While at the University of Minnesota, in addition to developing a speech clinic there, pursuing a life-long interest in stuttering, and publishing an articulation test (the Bryngelson-Glaspey) that I used in my own training program at the University of Wisconsin in Madison (JAK), Bryngelson is remembered for his research on left-handedness. "After 30 years of research with left-handedness, Dr. Bryng Bryngelson of the University of Minnesota estimated 35 percent of all children would develop into left-handers if no one pressured them to use their right hands." from Welcome to my Lefty page

Dave Williams, writes in Wendell Johnson and Charles Van Riper: A Remembrance of Them and Their Era, "In August 1929 he went to see Bryng Bryngelson at the University of Minnesota. Bryngelson was developing a speech clinic there, and was especially interested in stuttering. He put Van Riper through a battery of tests and concluded that a change of handedness was called for. He also told Van Riper about the stuttering program at Iowa under Travis, and recommended that he go there for therapy -- Bryngelson himself was going to Iowa the following year to work on his Ph.D. in speech pathology."
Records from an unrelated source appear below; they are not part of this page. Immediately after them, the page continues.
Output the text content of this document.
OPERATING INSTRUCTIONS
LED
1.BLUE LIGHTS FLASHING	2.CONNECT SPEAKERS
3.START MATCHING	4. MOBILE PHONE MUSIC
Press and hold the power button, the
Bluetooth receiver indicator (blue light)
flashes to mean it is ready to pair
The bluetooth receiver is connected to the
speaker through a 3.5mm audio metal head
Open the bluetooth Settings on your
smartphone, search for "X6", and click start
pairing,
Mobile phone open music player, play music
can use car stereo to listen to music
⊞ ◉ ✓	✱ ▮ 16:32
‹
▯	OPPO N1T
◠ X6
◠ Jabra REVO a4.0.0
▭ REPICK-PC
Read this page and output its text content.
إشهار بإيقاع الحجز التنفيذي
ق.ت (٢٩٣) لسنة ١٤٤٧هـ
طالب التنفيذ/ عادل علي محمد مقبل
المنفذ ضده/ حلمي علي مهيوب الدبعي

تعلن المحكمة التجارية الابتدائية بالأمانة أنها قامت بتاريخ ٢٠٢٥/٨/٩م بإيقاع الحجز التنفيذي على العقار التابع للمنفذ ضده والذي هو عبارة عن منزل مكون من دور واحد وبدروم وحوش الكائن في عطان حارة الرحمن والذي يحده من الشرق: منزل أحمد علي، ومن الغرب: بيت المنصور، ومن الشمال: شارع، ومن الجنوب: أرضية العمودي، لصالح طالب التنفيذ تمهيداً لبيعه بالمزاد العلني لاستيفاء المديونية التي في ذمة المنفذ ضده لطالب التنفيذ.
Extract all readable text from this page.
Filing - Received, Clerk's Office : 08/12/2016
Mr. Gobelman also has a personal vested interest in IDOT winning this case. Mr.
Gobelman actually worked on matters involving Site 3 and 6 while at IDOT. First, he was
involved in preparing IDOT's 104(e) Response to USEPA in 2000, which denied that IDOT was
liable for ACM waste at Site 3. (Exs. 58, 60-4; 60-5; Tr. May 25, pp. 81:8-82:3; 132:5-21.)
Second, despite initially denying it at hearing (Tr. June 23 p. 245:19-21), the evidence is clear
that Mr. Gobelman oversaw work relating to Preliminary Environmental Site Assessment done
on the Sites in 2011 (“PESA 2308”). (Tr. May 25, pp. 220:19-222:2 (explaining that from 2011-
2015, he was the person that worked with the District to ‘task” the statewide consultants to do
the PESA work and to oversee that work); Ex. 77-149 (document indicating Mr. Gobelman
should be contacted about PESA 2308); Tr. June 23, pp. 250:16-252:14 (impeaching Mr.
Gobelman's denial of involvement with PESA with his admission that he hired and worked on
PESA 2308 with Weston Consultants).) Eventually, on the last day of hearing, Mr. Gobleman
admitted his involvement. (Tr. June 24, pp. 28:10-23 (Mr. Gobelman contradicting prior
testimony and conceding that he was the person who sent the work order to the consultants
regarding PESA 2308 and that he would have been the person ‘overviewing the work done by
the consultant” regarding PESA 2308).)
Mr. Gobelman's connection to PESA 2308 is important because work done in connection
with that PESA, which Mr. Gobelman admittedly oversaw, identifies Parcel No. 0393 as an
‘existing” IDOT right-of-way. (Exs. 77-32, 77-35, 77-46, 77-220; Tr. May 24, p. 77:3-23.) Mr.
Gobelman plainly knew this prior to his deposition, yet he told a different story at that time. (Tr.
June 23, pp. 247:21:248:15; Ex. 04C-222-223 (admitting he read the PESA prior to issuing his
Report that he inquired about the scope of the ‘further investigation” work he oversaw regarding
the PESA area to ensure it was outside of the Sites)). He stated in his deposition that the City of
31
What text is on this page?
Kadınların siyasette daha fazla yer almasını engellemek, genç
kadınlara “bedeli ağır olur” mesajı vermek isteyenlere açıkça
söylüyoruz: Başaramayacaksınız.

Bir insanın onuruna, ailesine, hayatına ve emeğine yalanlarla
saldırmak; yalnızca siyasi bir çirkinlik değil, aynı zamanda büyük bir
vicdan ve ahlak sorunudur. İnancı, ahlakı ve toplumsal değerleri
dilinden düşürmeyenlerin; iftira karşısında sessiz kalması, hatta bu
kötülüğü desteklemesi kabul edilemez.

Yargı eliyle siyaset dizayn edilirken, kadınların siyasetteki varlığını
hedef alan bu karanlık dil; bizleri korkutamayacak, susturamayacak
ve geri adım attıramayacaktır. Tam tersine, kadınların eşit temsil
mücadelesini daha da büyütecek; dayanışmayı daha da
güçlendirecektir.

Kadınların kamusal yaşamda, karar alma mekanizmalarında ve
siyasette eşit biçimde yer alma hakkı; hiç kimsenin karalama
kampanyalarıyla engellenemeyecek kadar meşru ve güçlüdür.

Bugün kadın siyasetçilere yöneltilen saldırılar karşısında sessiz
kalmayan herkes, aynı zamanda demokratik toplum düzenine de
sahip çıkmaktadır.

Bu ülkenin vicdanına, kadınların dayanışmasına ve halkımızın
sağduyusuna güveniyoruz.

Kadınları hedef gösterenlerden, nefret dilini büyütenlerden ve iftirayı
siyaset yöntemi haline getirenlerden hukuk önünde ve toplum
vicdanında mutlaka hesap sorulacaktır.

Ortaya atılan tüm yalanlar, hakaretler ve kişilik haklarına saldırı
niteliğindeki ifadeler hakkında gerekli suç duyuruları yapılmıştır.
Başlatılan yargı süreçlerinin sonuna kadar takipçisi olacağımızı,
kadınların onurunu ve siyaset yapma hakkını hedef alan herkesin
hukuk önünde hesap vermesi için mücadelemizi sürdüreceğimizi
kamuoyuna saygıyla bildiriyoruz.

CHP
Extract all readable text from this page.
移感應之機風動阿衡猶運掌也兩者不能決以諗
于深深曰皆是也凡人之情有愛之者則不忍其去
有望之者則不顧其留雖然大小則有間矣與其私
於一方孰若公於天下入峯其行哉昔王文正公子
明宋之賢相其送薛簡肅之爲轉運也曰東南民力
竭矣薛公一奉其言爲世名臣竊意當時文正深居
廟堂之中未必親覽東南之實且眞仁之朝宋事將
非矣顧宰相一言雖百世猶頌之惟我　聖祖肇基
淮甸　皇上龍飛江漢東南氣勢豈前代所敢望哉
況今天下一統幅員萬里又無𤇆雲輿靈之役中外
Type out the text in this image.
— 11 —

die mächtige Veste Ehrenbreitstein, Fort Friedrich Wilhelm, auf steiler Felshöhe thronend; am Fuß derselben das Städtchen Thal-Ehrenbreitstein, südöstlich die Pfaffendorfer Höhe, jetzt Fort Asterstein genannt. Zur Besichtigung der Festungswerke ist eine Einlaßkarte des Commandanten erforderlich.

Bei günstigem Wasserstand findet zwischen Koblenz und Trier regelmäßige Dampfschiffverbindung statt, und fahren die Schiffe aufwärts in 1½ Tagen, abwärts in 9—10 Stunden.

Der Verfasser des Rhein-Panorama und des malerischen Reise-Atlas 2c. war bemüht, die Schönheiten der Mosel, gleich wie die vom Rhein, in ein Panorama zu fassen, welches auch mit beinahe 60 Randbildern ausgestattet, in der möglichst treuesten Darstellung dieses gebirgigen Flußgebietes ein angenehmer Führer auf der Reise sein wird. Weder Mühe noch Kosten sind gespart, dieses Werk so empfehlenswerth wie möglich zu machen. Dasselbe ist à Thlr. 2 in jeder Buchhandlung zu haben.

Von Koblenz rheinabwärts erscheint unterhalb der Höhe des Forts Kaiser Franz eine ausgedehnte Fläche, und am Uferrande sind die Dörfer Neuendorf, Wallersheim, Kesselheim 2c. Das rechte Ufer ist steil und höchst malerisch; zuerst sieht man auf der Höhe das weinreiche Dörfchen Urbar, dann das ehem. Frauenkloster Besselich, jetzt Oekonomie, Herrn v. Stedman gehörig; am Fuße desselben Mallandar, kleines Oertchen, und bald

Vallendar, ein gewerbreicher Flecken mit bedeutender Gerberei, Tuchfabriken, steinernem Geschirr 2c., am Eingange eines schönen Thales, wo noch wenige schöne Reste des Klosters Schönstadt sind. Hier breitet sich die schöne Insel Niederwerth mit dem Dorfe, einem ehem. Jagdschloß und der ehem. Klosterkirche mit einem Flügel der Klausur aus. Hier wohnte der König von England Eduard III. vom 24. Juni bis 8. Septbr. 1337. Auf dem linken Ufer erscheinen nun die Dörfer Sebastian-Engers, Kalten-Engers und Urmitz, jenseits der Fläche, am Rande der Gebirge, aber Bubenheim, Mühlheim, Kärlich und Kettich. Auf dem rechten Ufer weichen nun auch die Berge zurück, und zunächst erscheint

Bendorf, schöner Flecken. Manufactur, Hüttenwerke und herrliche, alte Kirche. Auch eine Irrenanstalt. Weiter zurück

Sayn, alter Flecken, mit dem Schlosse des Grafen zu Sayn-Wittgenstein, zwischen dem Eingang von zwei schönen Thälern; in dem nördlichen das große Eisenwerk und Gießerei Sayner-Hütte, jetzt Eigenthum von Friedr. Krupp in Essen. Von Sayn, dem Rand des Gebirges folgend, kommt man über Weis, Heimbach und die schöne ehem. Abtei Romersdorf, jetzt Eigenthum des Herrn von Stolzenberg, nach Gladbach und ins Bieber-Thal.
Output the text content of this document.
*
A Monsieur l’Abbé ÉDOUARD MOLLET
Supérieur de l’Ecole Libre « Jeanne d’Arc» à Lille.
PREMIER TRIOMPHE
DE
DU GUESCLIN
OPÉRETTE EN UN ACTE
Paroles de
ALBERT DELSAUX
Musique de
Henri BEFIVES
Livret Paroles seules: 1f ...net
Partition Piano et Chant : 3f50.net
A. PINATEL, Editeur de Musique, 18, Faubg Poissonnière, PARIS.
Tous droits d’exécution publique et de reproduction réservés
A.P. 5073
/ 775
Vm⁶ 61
One of Bryngelson's important contributions to the field of stuttering therapy was his concept of "voluntary stuttering." Both Van Riper and Wendell Johnson were influenced by the work of Bryngelson at Iowa in the early 1930's. (Bloodstein, Handbook on Stuttering).

Van Riper recalls some of his therapy sessions with Bryngelson (The Treatment of Stuttering, Prentice-Hall, Inc., Englewood Cliffs, NJ, 1973, p. 365).

"The author of this text, formerly a very severe stutterer, was fortunate enough to have some good advice from Bryng Bryngelson shortly after he had acquired excellent fluency by modifying his own stuttering behaviors. Bryngelson suggested that, for a period of six weeks, the author, in a new life situation, pose as being a severe stutterer during the hours from 8 A.M. to 6 P.M., and then thereafter until he went to bed try to speak as well as he could. Reluctantly we acceded to this Cinderella therapy and followed the program quite thoroughly. It was very hard to do pseudo-stuttering so many hours a day when we knew we could speak fluently and we welcomed the clock striking six. Nevertheless, the program resolved our identity conflicts and no relapse occurred. In passing, we may say that we have never been able to get one of our own stutterers to carry out such a project."

Another story I've read, but cannot find the reference was about how Bryngelson and Van Riper would go to a tobacco shop together and Bryngelson would demonstrate severe voluntary stuttering while buying Dill's tobacco.

At Iowa Bryngelson's Ph.D. dissertation was supervised by Wendell Johnson.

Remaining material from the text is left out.